Understanding and predicting adsorption capacities of corrosion inhibitors on the metal surface is of great significance for designing high-performance inhibitor molecules. Herein, a computational methodology, which utilizes molecular dynamics (MD) simulation and Density Functional Theory (DFT), was adopted to investigate the inhibition performance of four hydrazone derivatives (HDZ¹-HDZ⁴) on mild steel corrosion in acidic medium. The adsorption of the four compounds on the Fe (110) surface was studied and analyzed using global and local reactivity descriptors, molecular electrostatic potential (MEP), MD, and radial distribution function (RDF). MD results showed that the binding energy of investigated compounds with the iron surface follows the order of HDZ¹ (912 kJ/mol) > HDZ² (857 kJ/mol) > HDZ³ (801 kJ/mol) > HDZ⁴ (711 kJ/mol). Furthermore, the fractional free volume (FFV) and the interaction energy were selected for the evaluation of the diffusion behavior of hydronium and chloride ions inside inhibitor films. The results showed that both factors had a vital effect on the diffusion coefficient of corrosive particles. All results proved that inhibitor molecules having a high electron-accepting ability interact actively with the iron surface. Additionally, a direct relationship was observed between the experimentally determined inhibition efficiency and the adsorption strengths obtained from DFT and MD studies.

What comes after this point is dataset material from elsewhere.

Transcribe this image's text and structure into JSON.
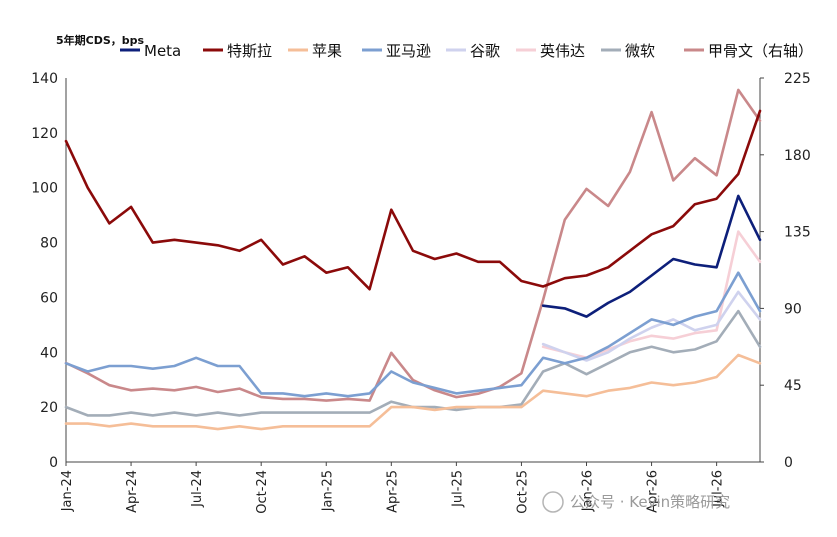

了解和预测缓蚀剂在金属表面的吸附能力对设计高性能缓蚀剂分子具有重要意义。在本文中，采用一种利用分子动力学（MD）模拟和密度泛函理论（DFT）的计算方法来研究四种衍生物（HDZ ¹ -HDZ ⁴）对酸性介质中低碳钢的缓蚀性能。使用全局和局部反应性描述符，分子静电势（MEP），MD和径向分布函数（RDF）研究和分析了四种化合物在Fe（110）表面上的吸附。MD结果表明，所研究化合物与铁表面的结合能遵循HDZ ¹的顺序。（912 kJ / mol）> HDZ ²（857 kJ / mol）> HDZ ³  （801 kJ / mol）> HDZ ⁴（711 kJ / mol）。此外，选择自由体积分数（FFV）和相互作用能来评估抑制剂膜中水合氢和氯离子的扩散行为。结果表明，这两个因素均对腐蚀颗粒的扩散系数具有重要影响。所有结果证明，具有高电子接受能力的抑制剂分子与铁表面有效地相互作用。另外，在实验确定的抑制效率和从DFT和MD研究获得的吸附强度之间观察到直接关系。